Livre de «poches»
Par Josée Pilotte
Il fallait qu’il se tape les 20 000 pages de 20 000 lieues sous les mers de Jules Verne.
« Pis, Antoine, as-tu commencé ton livre?
– Ouain, ouain..
– Comment penses-tu arriver à lire tout ça en deux semaines?
– Ben qu’est-ce que tu penses que je fais là, môman?»
Je me retourne, je le regarde incrédule, assis à côté de moi, ses éternels écouteurs sur les oreilles, rien dans les mains. J’ai pris quelques minutes à comprendre le stratagème de mon stratège de fils: monsieur se fait faire la lecture.
Trouvée sur le web, la version audio reste plus attrayante pour cette génération sans papier que les cent papiers qui traînent dans notre bibliothèque. Avoir su je lui aurais payé une Lectrice comme dans le film du même nom avec Miou-Miou, ça lui aurait peut-être donné le goût de regarder sous la couverture.
Bravo pour les compétences transversales mon fils. Mais un gros zéro pour l’effort.
Pourtant ce n’est par manque de contact avec les livres puisque ceux-ci font partie intégrante de nos vies et de notre maison depuis toujours qu’il emprunte le chemin le plus facile pour éviter de tourner une page… Ce n’est pas faute non plus d’avoir insisté sur l’importance de la langue française, du mot juste, de l’univers qui s’ouvre avec un livre.
Évidemment la lecture suppose un abandon. Et l’abandon c’est le début du plaisir… comme celui que j’avais, jeune punkette de 15 ans, qui dévorait à la fois L’Amant de Marguerite Duras et 37,2 le matin de Philippe Djian. Oui je me rappelle de ces échanges de bouquins entre deux joints dans la cours de récré du secondaire. On philosophait sur le sens de la vie. On se trouvait «dark/artiste», pis on aimait ça!
Je me souviens d’un ami en particulier (Rémi Garon pour ne pas le nommer), qui fut pour moi un réel «pusher» de culture, au sens large du mot. Avec lui j’ai fait des découvertes incroyables dans les mondes littéraire, musical, etc… Avec lui j’ai appris à aimer lire autre chose que l’endos de la boîte de céréales.
La récente étude rendue publique cette semaine comparant les compétences scolaires (lecture, math’ et sciences) des jeunes de 15 ans des pays membres de l’OCDE, place en bonne position nos ados québécois.
Est-ce que je m’en réjouis? Oui!
Mais est-ce ça me rassure? Je n’en suis pas certaine.

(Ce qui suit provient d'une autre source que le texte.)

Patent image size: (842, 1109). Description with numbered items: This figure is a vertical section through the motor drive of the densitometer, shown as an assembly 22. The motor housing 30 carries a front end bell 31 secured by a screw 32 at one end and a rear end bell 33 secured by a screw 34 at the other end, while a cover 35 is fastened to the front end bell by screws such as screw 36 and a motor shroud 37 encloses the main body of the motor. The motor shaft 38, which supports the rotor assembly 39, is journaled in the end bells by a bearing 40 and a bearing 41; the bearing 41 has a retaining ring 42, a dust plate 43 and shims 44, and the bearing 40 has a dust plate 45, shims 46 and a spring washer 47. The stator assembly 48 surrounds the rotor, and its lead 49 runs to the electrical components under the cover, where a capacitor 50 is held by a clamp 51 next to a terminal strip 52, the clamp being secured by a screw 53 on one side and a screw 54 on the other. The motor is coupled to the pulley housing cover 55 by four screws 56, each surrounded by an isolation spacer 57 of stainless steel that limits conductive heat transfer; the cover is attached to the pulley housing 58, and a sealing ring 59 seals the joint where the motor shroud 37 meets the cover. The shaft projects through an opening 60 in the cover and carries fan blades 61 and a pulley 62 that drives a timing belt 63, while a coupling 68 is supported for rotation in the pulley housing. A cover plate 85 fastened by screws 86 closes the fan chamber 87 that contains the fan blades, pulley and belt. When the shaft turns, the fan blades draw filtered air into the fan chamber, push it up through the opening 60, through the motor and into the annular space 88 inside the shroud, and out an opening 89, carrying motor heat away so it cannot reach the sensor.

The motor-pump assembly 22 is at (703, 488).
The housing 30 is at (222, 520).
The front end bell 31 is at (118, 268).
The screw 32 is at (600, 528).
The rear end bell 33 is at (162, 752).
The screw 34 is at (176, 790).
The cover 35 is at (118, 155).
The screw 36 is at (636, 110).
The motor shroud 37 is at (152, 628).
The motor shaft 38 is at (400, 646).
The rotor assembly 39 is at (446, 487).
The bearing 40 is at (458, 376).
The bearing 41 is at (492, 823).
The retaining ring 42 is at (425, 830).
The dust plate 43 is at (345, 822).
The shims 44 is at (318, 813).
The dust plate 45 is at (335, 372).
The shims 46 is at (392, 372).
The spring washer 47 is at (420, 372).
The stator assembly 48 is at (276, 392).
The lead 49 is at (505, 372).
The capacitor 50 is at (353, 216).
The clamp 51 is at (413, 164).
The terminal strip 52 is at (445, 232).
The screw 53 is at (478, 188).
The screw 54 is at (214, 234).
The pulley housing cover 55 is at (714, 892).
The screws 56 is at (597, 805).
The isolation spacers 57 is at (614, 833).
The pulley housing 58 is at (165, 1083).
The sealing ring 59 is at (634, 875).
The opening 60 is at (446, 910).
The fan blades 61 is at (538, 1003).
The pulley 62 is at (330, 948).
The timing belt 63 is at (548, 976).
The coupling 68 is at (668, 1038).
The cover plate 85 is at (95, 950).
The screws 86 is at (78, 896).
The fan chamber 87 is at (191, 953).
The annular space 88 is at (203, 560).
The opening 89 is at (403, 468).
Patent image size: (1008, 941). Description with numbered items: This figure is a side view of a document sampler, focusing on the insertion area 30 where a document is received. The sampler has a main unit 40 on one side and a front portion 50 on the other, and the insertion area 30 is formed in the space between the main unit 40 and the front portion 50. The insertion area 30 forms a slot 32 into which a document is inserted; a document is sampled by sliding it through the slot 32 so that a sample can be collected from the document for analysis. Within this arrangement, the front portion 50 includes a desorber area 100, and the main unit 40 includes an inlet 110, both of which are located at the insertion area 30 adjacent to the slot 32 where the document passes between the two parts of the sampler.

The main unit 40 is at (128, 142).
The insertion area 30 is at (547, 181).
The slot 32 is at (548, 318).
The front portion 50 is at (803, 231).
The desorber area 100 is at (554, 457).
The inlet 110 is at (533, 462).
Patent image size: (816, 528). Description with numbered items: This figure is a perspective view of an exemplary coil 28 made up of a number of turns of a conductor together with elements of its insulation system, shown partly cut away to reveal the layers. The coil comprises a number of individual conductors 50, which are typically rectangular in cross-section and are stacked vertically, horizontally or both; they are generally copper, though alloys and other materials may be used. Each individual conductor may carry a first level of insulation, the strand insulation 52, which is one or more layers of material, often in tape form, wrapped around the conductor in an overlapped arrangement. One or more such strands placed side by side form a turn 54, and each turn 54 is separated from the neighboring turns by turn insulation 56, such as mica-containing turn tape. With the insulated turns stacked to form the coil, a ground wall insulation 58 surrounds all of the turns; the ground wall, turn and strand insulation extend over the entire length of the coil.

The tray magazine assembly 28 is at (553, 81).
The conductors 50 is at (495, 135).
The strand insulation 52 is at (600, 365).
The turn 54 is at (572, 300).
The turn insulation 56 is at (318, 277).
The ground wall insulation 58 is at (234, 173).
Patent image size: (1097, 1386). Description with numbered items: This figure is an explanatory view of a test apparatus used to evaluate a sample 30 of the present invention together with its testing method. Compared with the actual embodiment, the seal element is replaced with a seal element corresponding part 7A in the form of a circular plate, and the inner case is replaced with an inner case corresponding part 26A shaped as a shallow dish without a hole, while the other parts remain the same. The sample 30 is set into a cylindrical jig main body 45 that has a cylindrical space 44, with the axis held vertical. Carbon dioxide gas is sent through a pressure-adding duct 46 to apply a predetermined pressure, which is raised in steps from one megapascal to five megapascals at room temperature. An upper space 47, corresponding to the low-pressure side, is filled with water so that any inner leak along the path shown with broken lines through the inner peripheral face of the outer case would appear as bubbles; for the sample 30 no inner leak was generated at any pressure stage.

Tout nous renvoie l’image d’une génération désintéressée des lettres, une génération qui a perdu la fierté d’écrire quelques lignes joliment tournées; au contraire, qui semble parfois se glorifier de massacrer les règles élémentaires de notre langue.. On assassine Bescherelle et Grévisse et on crie victoire!
Remarquez que faire lire Jules Verne en 2010 n’a rien pour séduire cette génération déjà trop sollicitée par la technologie, ses sons, ses lumières, sa vitesse. Jules Verne n’était pas plus à la mode à mon époque qu’à celle-ci, mais le livre faisait alors partie de nos vies. Maintenant le iPod a remplacé le livre de poche. Et quand on lit Duras, c’est plus souvent sur son iPad… mais avec l’abandon du livre, l’on perd aussi le Sens, l’essence. Les sens: les caractères qui dansent sur la texture du papier, le bruit des pages que l’on tourne, l’odeur de l’encre…
On peut certainement se vanter d’être à un clic sur internet de toute la littérature classique mais encore faut-il avoir la curiosité et la culture pour googler «Émile Zola» sans fautes.
Et puis il faut choisir de prendre le temps… parce que l’acte de lire est, par définition, un acte de lenteur…. et la lenteur n’est pas à la mode dans cette ère du 4G.
On achète notre sapin de Noël tout prêt, enguirlandé et pré-éclairé… même l’étoile est intégrée dans la patente… On veut dowloader un film de deux heures en cinq minutes et quart… On veut maigrir sans bouger… On veut 270 chevaux sous le capot… Hey!, la vitesse tue. Elle tue le rêve, les regards, le désir, les soupirs. Et des fois, nos jeunes derrière un volant.